Nick Shaxson ■ New report: Inequality, Tax and a Rising Africa?
From Tax Justice Network for Africa and Christian Aid, a new report entitled Africa rising? Inequalities and the essential role of fair taxation.
It investigates income inequality in Ghana, Kenya, Malawi, Nigeria, Sierra Leone, South Africa, Zambia and Zimbabwe: there has been little definitive analysis of income inequality trends on the continent. Its summary notes:
“The report looks at national taxation systems and international taxation issues – and, critically, the relationship between them. In this way it reveals how the enabling environment for tax dodging impacts on national tax systems in sub-Saharan Africa. It also dissects the trends in revenue generation, tax equity and tax reforms across the eight countries.”

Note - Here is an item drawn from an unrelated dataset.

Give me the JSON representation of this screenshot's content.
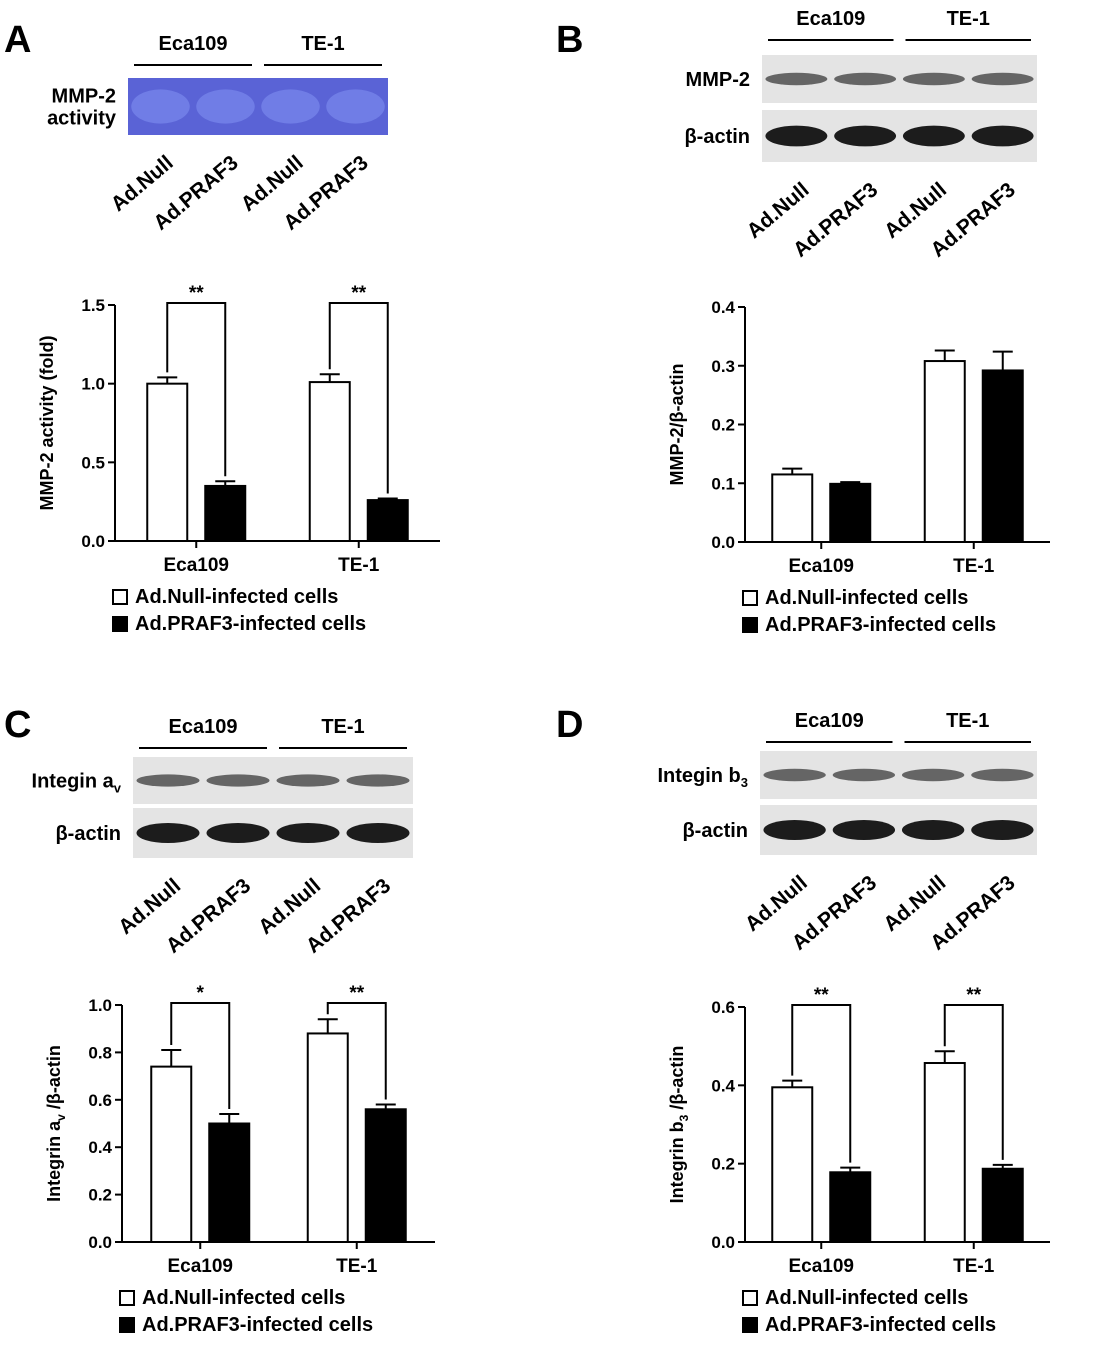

And its conclusions? Among them:
” Increasing income inequality should be of huge concern to governments in at least six out of the eight countries – Ghana, Nigeria, South Africa, Zambia, Kenya and Malawi. In Ghana and Nigeria, income inequality is rising strongly. In Nigeria, between 1986 and 2010, there has been a 75% increase in the concentration of income in the country. In Ghana there has been a 50% increase in the concentration of income over an 18-year period.
In Zambia income inequality is now at its highest levels since data was collected. South Africa has one of the highest levels of inequality in the world and one which keeps increasing. The sharp rise in the incomes of the richest 5% is driving the increase at the top end. Yet there is no evidence of progress in tackling this inequality, or even much preoccupation with it, in South Africa’s new
National Development Plan.This trend is not just a result of the rich getting richer. There is clear evidence that this is at the expense of the poor who are also getting poorer, and are therefore actively impoverished in this process. To make matters worse, we know that we are vastly underestimating the problem. As Tax Justice Network research has shown, both wealth and inequality are being dramatically underestimated to a very significant degree, in every study and in every country.
In this context of rising inequality, the role of taxation in redistributing income is particularly critical, with progressive tax systems being one of the most important tool available to governments. However, the report shows the extent to which illicit financial flows undermine this prospect.”